Touch Me is an arcade game first released by Atari Inc. in 1974, and later as a handheld game in 1978. It can be described as a Simon Says-like game that involves touching a series of buttons that light up and produce sounds. The player must observe a sequence of blinking electric lights and repeat the sequence back in the same order that it occurred. Each time this is completed, the game will produce another sequence with an additional button added. This process is repeated and a digital score window displays the total number of sound sequences a player correctly repeats. The game continues until the maximum sequence of buttons is reached, or the user makes a mistake.

==History==
Touch Me was first released as an arcade game in 1974 by Atari. The arcade version was housed in a short arcade cabinet and had four large circular buttons of the same color. The player was allowed to make three mistakes before the game ended. The arcade game found itself competing for attention in arcades with the latest pinball machines and video games of the day; it was not very successful.
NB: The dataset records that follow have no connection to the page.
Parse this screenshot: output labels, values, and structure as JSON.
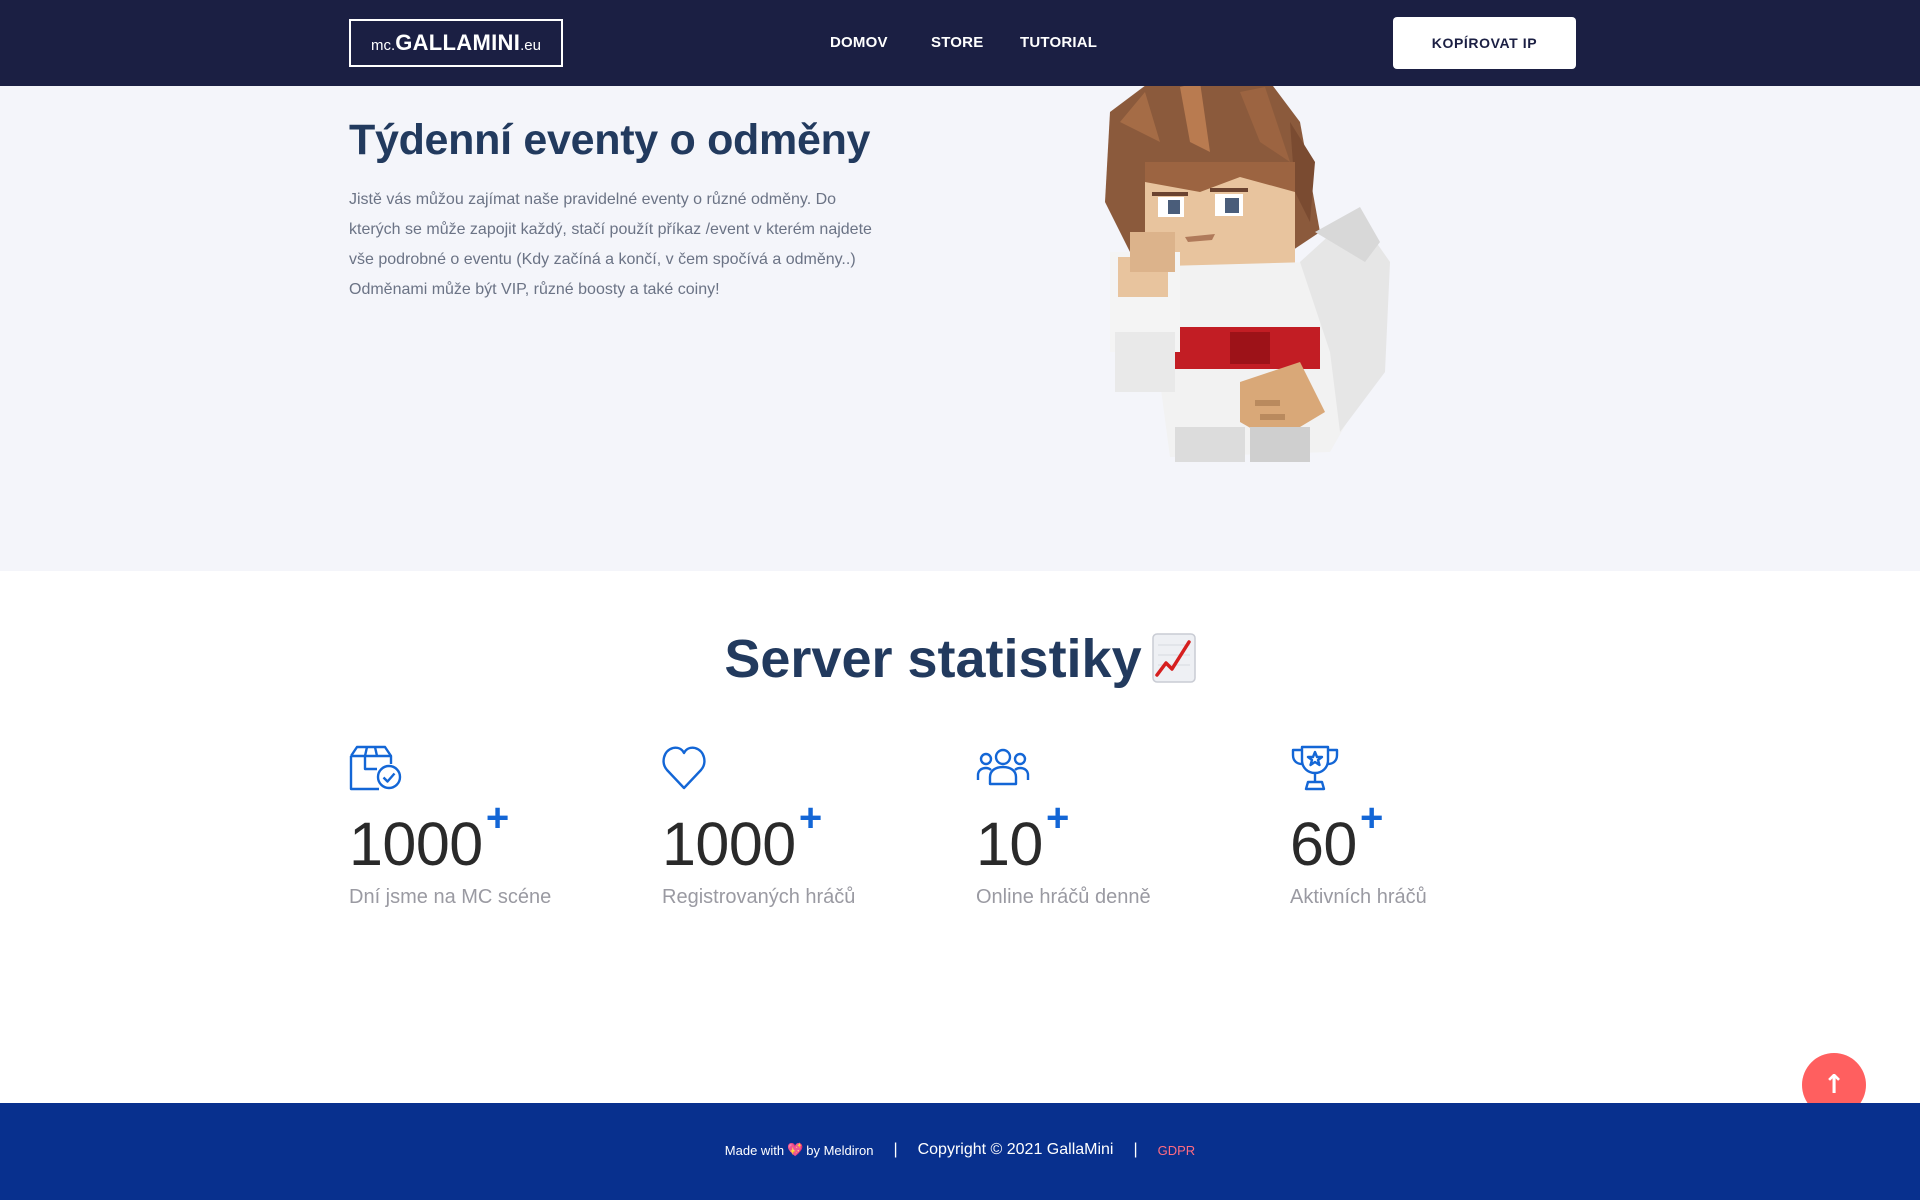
{
  "navbar": {
    "logo": {
      "prefix": "mc.",
      "name": "GALLAMINI",
      "suffix": ".eu"
    },
    "links": [
      "DOMOV",
      "STORE",
      "TUTORIAL"
    ],
    "copy_ip_label": "KOPÍROVAT IP",
    "colors": {
      "background": "#1b1f43"
    }
  },
  "events": {
    "title": "Týdenní eventy o odměny",
    "text": "Jistě vás můžou zajímat naše pravidelné eventy o různé odměny. Do kterých se může zapojit každý, stačí použít příkaz /event v kterém najdete vše podrobné o eventu (Kdy začíná a končí, v čem spočívá a odměny..) Odměnami může být VIP, různé boosty a také coiny!",
    "illustration": "minecraft-character-thinking"
  },
  "stats": {
    "title": "Server statistiky",
    "title_emoji_icon": "chart-increasing-emoji",
    "items": [
      {
        "icon": "box-check-icon",
        "value": "1000",
        "plus": "+",
        "label": "Dní jsme na MC scéne"
      },
      {
        "icon": "heart-icon",
        "value": "1000",
        "plus": "+",
        "label": "Registrovaných hráčů"
      },
      {
        "icon": "users-group-icon",
        "value": "10",
        "plus": "+",
        "label": "Online hráčů denně"
      },
      {
        "icon": "trophy-icon",
        "value": "60",
        "plus": "+",
        "label": "Aktivních hráčů"
      }
    ],
    "accent_color": "#1366d6"
  },
  "back_to_top": {
    "icon": "arrow-up-icon",
    "glyph": "↑",
    "color": "#ff5f5f"
  },
  "footer": {
    "made_with": "Made with",
    "heart": "💖",
    "by": "by Meldiron",
    "separator": "|",
    "copyright": "Copyright © 2021 GallaMini",
    "gdpr": "GDPR",
    "colors": {
      "background": "#08308e",
      "link": "#ff6b81"
    }
  }
}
In 1977, Ralph Baer saw potential in the "Simon Says" concept behind the Touch Me game. He copied Atari's game, adding colored buttons and musical sound effects, and created the Simon handheld game, which became a major success.

Seeing this, Atari sought to capitalize on the success of Simon and released their own handheld version of Touch Me in 1978.

An emulated handheld version of Touch Me was included in the 2022 compilation Atari 50.